ETL Processing and Hadoop
Hadoop is a schema-optional platform; it can function as a virtual warehouse—i.e., as a general-purpose storage area—for information of any kind. In this respect, Hadoop can be used to land, to stage, to prepare, and—in many cases—to permanently store data. This approach makes sense because Hadoop comes with its own baked-in data processing engine: MapReduce.
For this reason, many data integration vendors now market ETL products for Hadoop. Some use MapReduce itself to perform ETL operations; others substitute their own, ETL-optimized libraries for the MapReduce engine. Traditionally, programming for MapReduce is a nontrivial task: MapReduce jobs can be coded in Java, Pig Latin (the high-level language used by Pig, a platform designed to abstract the complexity of the MapReduce engine), Perl, Python, and (using open source libraries) C, C++, Ruby, and other languages. Moreover, using MapReduce as an ETL technology also presupposes a detailed knowledge of data management structures and concepts. For this reason, ETL tools that support Hadoop usually generate MapReduce jobs in the form of Java code, which can be fed into Hadoop. In this scheme, users design Hadoop MapReduce jobs just like they’d design other ETL jobs or workflows—in a GUI-based design studio.

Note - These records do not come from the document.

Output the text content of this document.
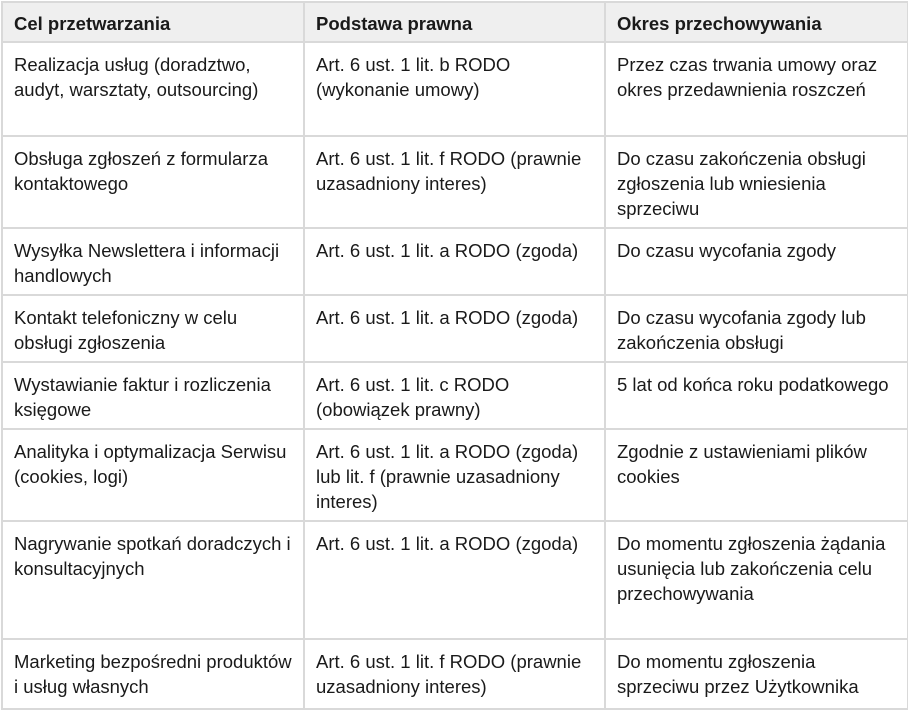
Cel przetwarzania	Podstawa prawna	Okres przechowywania
Realizacja usług (doradztwo, audyt, warsztaty, outsourcing)	Art. 6 ust. 1 lit. b RODO (wykonanie umowy)	Przez czas trwania umowy oraz okres przedawnienia roszczeń
Obsługa zgłoszeń z formularza kontaktowego	Art. 6 ust. 1 lit. f RODO (prawnie uzasadniony interes)	Do czasu zakończenia obsługi zgłoszenia lub wniesienia sprzeciwu
Wysyłka Newslettera i informacji handlowych	Art. 6 ust. 1 lit. a RODO (zgoda)	Do czasu wycofania zgody
Kontakt telefoniczny w celu obsługi zgłoszenia	Art. 6 ust. 1 lit. a RODO (zgoda)	Do czasu wycofania zgody lub zakończenia obsługi
Wystawianie faktur i rozliczenia księgowe	Art. 6 ust. 1 lit. c RODO (obowiązek prawny)	5 lat od końca roku podatkowego
Analityka i optymalizacja Serwisu (cookies, logi)	Art. 6 ust. 1 lit. a RODO (zgoda) lub lit. f (prawnie uzasadniony interes)	Zgodnie z ustawieniami plików cookies
Nagrywanie spotkań doradczych i konsultacyjnych	Art. 6 ust. 1 lit. a RODO (zgoda)	Do momentu zgłoszenia żądania usunięcia lub zakończenia celu przechowywania
Marketing bezpośredni produktów i usług własnych	Art. 6 ust. 1 lit. f RODO (prawnie uzasadniony interes)	Do momentu zgłoszenia sprzeciwu przez Użytkownika
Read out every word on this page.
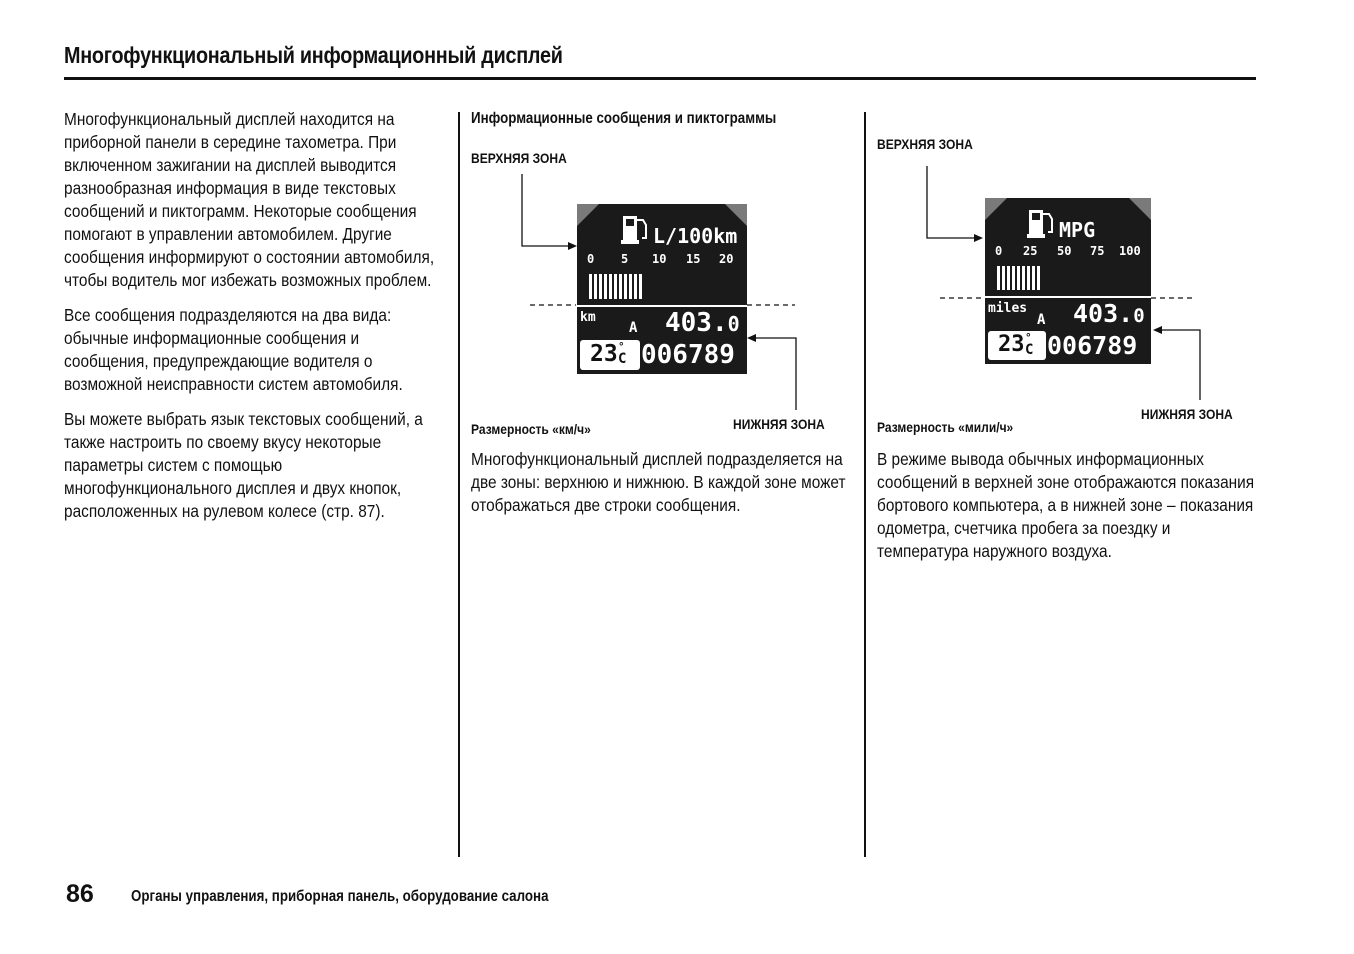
Многофункциональный информационный дисплей

Многофункциональный дисплей находится на приборной панели в середине тахометра. При включенном зажигании на дисплей выводится разнообразная информация в виде текстовых сообщений и пиктограмм. Некоторые сообщения помогают в управлении автомобилем. Другие сообщения информируют о состоянии автомобиля, чтобы водитель мог избежать возможных проблем.

Все сообщения подразделяются на два вида: обычные информационные сообщения и сообщения, предупреждающие водителя о возможной неисправности систем автомобиля.

Вы можете выбрать язык текстовых сообщений, а также настроить по своему вкусу некоторые параметры систем с помощью многофункционального дисплея и двух кнопок, расположенных на рулевом колесе (стр. 87).

Информационные сообщения и пиктограммы
ВЕРХНЯЯ ЗОНА
L/100km
0 5 10 15 20
km
A 403.0
23 °
C 006789
НИЖНЯЯ ЗОНА
Размерность «км/ч»
Многофункциональный дисплей подразделяется на две зоны: верхнюю и нижнюю. В каждой зоне может отображаться две строки сообщения.
ВЕРХНЯЯ ЗОНА
MPG
0 25 50 75 100
miles
A 403.0
23 °
C 006789
НИЖНЯЯ ЗОНА
Размерность «мили/ч»
В режиме вывода обычных информационных сообщений в верхней зоне отображаются показания бортового компьютера, а в нижней зоне – показания одометра, счетчика пробега за поездку и температура наружного воздуха.
86 Органы управления, приборная панель, оборудование салона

The benefits of doing ETL processing in Hadoop are manifold: For starters, Hadoop is a massively parallel processing (MPP) environment. An ETL workload scheduled as a MapReduce job can be efficiently distributed—i.e., parallelized—across a Hadoop cluster. This makes MapReduce ideal for crunching massive datasets, and, while the sizes of the datasets used in decision support workloads aren’t all that big, those used in advanced analytic workloads are. From a data integration perspective, they’re also considerably more complicated, inasmuch as they involve a mix of analytic methods and traditional data preparation techniques.
Let’s consider the steps involved in an “analysis” of several hundred terabytes of image or audio files sitting in HDFS. Before this data can be analyzed, it must be profiled; this means using MapReduce (or custom-coded analytic libraries) to run a series of statistical and numerical analyses, the results of which will contain information about the working dataset. From there, a series of traditional ETL operations—performed via MapReduce—can be used to prepare the data for additional analysis.
There’s still another benefit to doing ETL processing in Hadoop: The information is already there. It has an adequate—though by no means spectacular—data management toolset. For example, Hive, an interpreter that compiles its own language (HiveQL) into Hadoop MapReduce jobs, exposes a SQL-like query facility; HBase is a hierarchical data store for Hadoop that supports high user concurrency levels as well as basic insert and update operations. Finally, HCatalog is a primitive metadata catalog for Hadoop.
Data Integration Use Cases
Right now, most data integration use cases involve getting information out of Hadoop. This is chiefly because Hadoop’s data management feature set is primitive compared to those of more established platforms. Hadoop, for example, isn’t ACID-compliant. In the advanced analytic example cited above, a SQL platform—not Hadoop—would be the most likely destination for the resultant dataset. Almost all database vendors and a growing number of analytic applications boast connectivity of some kind into Hadoop. Others promote the use of Hadoop as a kind of queryable archive. This use case could involve using Hadoop to persist historical data—e.g., “cold” or infrequently accessed data that (by virtue of its sheer volume) could impact the performance or cost of a data warehouse.